A 24-hour day contains exactly 1,440 minutes, calculated as 24 hours multiplied by 60 minutes per hour. This constant is the foundation of time-difference arithmetic and appears in date-time libraries across R, Python, and SPSS, as well as clinical data tools like REDCap. Any overnight interval adds 1,440 to the minute difference; each additional full day adds another 1,440.
How do you convert a time in hours and minutes into total minutes?
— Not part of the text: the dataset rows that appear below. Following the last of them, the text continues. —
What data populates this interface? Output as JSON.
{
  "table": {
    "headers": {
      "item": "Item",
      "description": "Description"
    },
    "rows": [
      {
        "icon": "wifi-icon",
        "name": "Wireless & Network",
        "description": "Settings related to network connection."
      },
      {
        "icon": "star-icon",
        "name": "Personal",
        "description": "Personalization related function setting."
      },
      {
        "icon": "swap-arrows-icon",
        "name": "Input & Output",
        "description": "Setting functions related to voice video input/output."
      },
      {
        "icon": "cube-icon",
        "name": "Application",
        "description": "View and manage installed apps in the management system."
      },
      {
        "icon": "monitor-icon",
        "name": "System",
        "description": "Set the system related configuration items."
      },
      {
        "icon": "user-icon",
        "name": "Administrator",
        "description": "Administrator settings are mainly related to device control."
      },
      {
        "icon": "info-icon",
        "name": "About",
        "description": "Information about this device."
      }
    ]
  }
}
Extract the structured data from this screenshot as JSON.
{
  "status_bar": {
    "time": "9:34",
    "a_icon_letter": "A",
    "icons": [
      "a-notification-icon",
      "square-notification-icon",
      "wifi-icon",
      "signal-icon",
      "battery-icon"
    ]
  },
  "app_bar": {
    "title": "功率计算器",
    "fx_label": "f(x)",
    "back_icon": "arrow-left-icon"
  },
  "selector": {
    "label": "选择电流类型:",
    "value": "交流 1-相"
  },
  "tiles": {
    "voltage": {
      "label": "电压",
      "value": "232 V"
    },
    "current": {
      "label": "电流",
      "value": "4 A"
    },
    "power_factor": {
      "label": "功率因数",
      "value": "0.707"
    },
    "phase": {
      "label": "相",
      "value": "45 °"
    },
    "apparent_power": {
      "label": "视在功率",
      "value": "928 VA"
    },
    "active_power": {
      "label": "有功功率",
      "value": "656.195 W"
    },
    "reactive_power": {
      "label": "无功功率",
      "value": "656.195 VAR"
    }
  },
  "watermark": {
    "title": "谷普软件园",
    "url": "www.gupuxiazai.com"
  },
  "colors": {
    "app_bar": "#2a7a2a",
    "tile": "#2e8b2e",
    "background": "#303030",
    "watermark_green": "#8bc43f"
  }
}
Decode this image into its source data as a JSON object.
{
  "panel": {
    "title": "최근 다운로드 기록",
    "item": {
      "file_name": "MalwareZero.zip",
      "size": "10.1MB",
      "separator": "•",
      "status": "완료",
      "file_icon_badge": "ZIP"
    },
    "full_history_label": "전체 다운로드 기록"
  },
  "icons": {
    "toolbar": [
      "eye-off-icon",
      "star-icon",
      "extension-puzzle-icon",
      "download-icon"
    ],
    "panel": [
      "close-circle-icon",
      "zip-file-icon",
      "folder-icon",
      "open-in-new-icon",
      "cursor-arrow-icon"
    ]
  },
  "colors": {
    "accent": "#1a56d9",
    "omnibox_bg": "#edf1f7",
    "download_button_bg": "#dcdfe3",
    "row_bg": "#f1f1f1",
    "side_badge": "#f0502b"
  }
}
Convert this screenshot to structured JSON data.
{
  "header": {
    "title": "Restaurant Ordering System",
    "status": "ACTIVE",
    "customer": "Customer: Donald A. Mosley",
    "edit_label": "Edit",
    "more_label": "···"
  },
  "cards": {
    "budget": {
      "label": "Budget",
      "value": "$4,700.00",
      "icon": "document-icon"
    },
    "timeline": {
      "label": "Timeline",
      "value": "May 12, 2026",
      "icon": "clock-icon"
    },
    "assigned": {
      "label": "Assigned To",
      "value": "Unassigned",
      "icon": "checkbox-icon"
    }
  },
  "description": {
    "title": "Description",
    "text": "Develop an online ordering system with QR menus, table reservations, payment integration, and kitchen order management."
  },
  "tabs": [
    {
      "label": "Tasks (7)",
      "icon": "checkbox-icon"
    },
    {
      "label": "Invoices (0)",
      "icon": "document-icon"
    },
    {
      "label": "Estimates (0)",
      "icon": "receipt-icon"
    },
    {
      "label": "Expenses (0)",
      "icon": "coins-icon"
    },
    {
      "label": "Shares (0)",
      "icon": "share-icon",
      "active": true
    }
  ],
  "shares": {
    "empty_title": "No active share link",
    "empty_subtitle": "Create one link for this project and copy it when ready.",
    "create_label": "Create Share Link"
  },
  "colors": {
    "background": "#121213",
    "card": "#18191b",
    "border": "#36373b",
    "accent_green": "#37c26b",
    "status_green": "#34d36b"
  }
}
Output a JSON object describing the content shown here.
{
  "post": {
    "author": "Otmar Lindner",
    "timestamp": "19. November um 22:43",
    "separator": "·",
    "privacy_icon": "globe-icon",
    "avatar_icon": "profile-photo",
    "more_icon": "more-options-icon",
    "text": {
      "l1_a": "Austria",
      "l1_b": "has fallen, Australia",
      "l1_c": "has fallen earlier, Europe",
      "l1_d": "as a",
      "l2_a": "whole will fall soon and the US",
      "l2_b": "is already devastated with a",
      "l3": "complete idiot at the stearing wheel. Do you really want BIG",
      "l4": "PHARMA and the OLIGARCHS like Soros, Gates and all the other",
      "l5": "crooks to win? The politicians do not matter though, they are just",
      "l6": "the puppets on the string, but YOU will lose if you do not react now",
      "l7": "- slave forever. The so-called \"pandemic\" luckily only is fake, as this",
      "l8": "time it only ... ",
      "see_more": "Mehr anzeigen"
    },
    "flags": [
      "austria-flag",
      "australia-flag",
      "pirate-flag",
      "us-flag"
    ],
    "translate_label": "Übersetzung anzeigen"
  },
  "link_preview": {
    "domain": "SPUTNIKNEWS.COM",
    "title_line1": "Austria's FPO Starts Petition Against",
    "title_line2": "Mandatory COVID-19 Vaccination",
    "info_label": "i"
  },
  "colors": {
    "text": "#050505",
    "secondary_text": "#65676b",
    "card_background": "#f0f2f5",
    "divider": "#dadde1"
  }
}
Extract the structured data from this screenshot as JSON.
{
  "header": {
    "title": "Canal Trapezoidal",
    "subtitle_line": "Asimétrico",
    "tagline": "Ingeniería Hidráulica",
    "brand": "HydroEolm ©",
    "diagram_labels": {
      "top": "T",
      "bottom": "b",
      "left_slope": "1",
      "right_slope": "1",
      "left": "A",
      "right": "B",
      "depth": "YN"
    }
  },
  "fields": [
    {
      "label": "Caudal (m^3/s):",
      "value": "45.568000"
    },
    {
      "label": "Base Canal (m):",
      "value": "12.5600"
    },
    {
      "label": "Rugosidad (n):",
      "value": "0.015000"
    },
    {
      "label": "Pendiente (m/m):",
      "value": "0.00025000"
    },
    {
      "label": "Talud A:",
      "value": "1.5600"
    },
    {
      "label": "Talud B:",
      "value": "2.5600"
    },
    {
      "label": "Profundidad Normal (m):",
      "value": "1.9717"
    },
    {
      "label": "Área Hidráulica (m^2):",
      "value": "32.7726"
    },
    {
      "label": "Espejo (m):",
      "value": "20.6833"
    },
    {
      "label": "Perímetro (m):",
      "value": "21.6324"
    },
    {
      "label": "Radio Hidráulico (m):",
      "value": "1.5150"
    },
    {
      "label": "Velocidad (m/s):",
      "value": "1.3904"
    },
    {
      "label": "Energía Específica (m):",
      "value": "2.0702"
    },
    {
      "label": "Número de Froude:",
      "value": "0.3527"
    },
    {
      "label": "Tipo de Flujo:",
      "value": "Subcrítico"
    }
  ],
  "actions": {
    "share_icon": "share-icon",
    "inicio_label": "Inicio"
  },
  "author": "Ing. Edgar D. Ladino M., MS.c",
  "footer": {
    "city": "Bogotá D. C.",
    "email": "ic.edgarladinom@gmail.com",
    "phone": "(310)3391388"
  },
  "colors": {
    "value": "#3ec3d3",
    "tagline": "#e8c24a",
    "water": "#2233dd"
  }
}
Multiply the hour by 60 and add the minutes to that product. For example, 3:45 PM expressed in 24-hour format is 15:45, which equals 15 × 60 + 45 = 945 minutes since midnight. This conversion flattens any clock time into a single integer, making subtraction between two times straightforward and unambiguous regardless of AM or PM.
Can this minutes calculator handle time spans longer than 24 hours?
Yes. Set Crosses Midnight to yes for any span that passes through at least one midnight, then enter the count of additional full days in the Additional Full Days Between field. The formula multiplies 1,440 by the combined day offset. A 50-hour span from Monday 8:00 AM to Wednesday 10:00 AM uses d = 2, yielding (600 − 480) + 1,440 × 2 = 3,000 minutes.
Why does this calculator use 24-hour format instead of AM and PM?
The 24-hour format assigns a unique integer to every hour from 0 (midnight) through 23 (11:00 PM), eliminating the AM and PM distinction entirely. This removes the classic 12-hour clock ambiguity where 12:00 AM and 12:00 PM differ by 720 minutes yet share the number 12. Medical, aviation, military, and shift-work scheduling all use 24-hour time for this reason — arithmetic on the values is always unambiguous.